Por Carlos Mario Aguirre Morales*

En una célebre edición de sus Relatos completos ―cuatro tomos titulados: “Ritos”, “Juegos”, “Pasajes” y “Ahí y ahora”― Julio Cortázar escribe un prólogo en el que narra cómo un familiar suyo encontró, entre las cosas amontonadas de lo que nosotros llamamos un “cuarto de trebejos”, “una especie de cuentecito totalmente olvidado y muy tonto” (p. 107). Ese cuento es “Estación de la mano”, texto de un Cortázar muy anterior a los grandes relatos de Las armas secretas y a su famosa Rayuela.

Lo llamativo de la anécdota es, por un lado, el reencuentro de un autor maduro con un fragmento ya olvidado de su producción juvenil, episodio llamativo y hermoso, encuentro literal con el pasado, que le permite ver al escritor la distancia que hay entre sus primeros pasos en el oficio y la valoración presente de su trayectoria. Y llama la atención, por otro lado, el hecho de que esa valoración hace que el texto se salve del fuego por segunda vez en nombre de la nostalgia que le produce a su creador (“me enterneció por pasado, por indefenso”), y a la vez lo condena por encontrarlo “petulante, ingenuo y de un esteticismo ceniciento” (p. 107).

Una lectura detenida del cuento permite comprobar que Cortázar tiene la razón y no la tiene. No la tiene porque si bien salta a la vista que es un cuento muy distinto de otros suyos que ya se consideran clásicos de la narrativa breve, su anécdota aparentemente simple contiene un planteamiento interesante sobre la creación artística y sobre la dualidad sumamente cortazariana entre realidad y fantasía, de modo que su supuesta ingenuidad es bastante cuestionable. Pero tiene la razón en el sentido de que el Cortázar al que estamos acostumbrados habría llevado ese planteamiento hasta sus últimas consecuencias, tal como ocurre, por ejemplo, en “Cuello de gatito negro”, texto en el que la tragedia de los protagonistas se desencadena porque sus manos no les obedecen.

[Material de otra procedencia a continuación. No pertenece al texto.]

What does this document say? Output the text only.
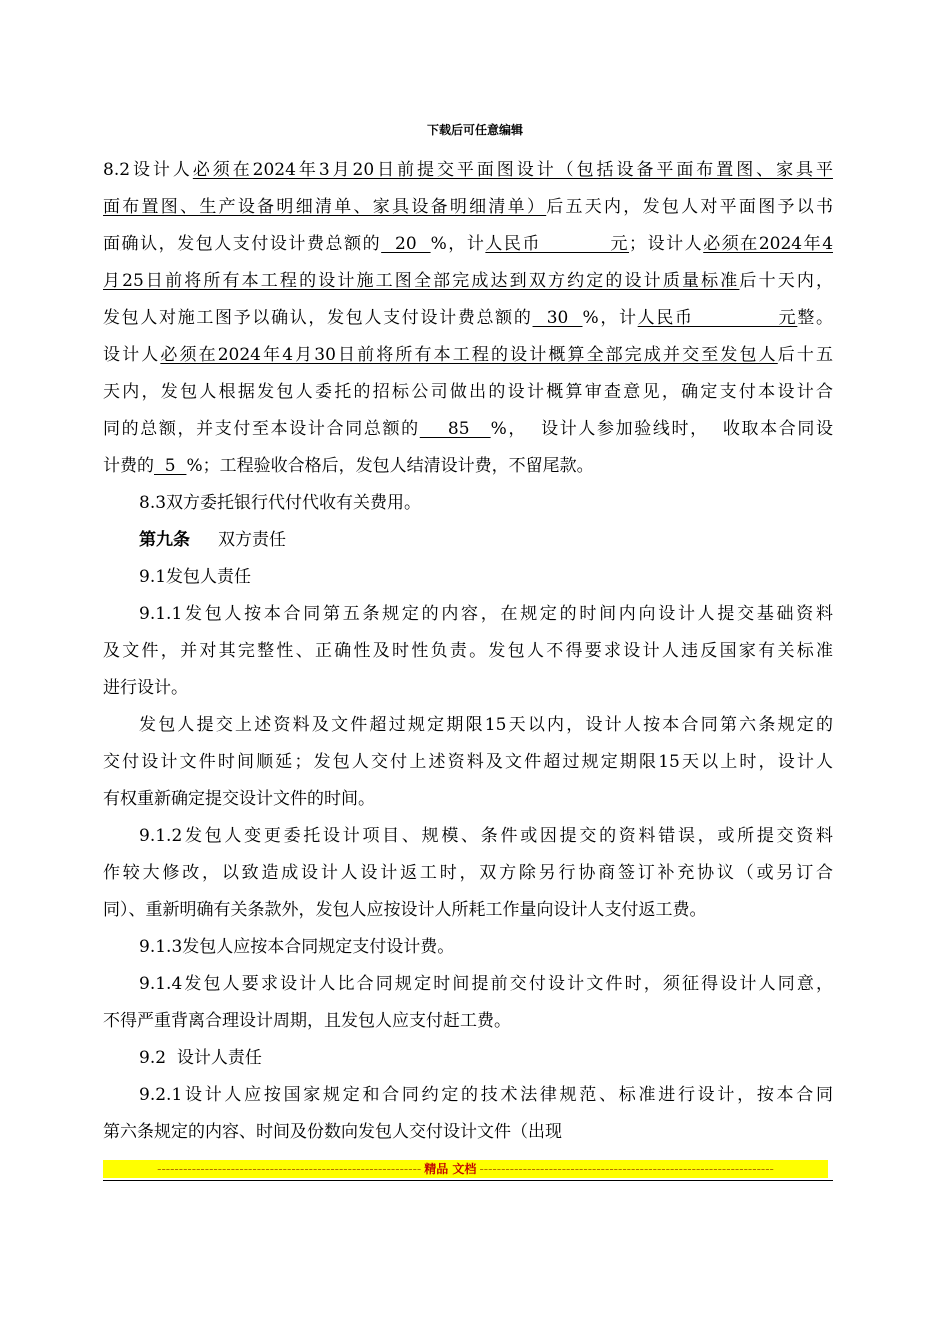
下载后可任意编辑
8.2设计人必须在2024年3月20日前提交平面图设计（包括设备平面布置图、家具平
面布置图、生产设备明细清单、家具设备明细清单）后五天内，发包人对平面图予以书
面确认，发包人支付设计费总额的  20  %，计人民币          元；设计人必须在2024年4
月25日前将所有本工程的设计施工图全部完成达到双方约定的设计质量标准后十天内，
发包人对施工图予以确认，发包人支付设计费总额的  30  %，计人民币            元整。
设计人必须在2024年4月30日前将所有本工程的设计概算全部完成并交至发包人后十五
天内，发包人根据发包人委托的招标公司做出的设计概算审查意见，确定支付本设计合
同的总额，并支付至本设计合同总额的    85   %，  设计人参加验线时，  收取本合同设
计费的  5  %；工程验收合格后，发包人结清设计费，不留尾款。
8.3双方委托银行代付代收有关费用。
第九条 双方责任
9.1发包人责任
9.1.1发包人按本合同第五条规定的内容，在规定的时间内向设计人提交基础资料
及文件，并对其完整性、正确性及时性负责。发包人不得要求设计人违反国家有关标准
进行设计。
发包人提交上述资料及文件超过规定期限15天以内，设计人按本合同第六条规定的
交付设计文件时间顺延；发包人交付上述资料及文件超过规定期限15天以上时，设计人
有权重新确定提交设计文件的时间。
9.1.2发包人变更委托设计项目、规模、条件或因提交的资料错误，或所提交资料
作较大修改，以致造成设计人设计返工时，双方除另行协商签订补充协议（或另订合
同）、重新明确有关条款外，发包人应按设计人所耗工作量向设计人支付返工费。
9.1.3发包人应按本合同规定支付设计费。
9.1.4发包人要求设计人比合同规定时间提前交付设计文件时，须征得设计人同意，
不得严重背离合理设计周期，且发包人应支付赶工费。
9.2  设计人责任
9.2.1设计人应按国家规定和合同约定的技术法律规范、标准进行设计，按本合同
第六条规定的内容、时间及份数向发包人交付设计文件（出现
------------------------------------------------------------- 精品 文档 --------------------------------------------------------------------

En “Estación de la mano”, el tratamiento del tema fantástico es bastante típico del autor y es ya una lección de escritura, a pesar de tratarse de un texto de juventud. Aquella mano que camina separada del cuerpo nos recuerda a muchos a “Dedos”, personaje de La familia Adams: una mano traviesa que se comportaba como una mascota. Aquí, el narrador habla sobre la mano como si se tratara de un suceso que podría pasarle a cualquiera, y a la vez permite que el lector perciba el privilegio extraordinario que suponen las visitas de la mano: “Por la ventana entraba Dg y con ella era el ingreso de lo absolutamente mío, rescatado al fin de la limitación de los parientes y las obligaciones, recíproco en mi voluntad de complacer a la que de tal forma me liberaba” (p. 111).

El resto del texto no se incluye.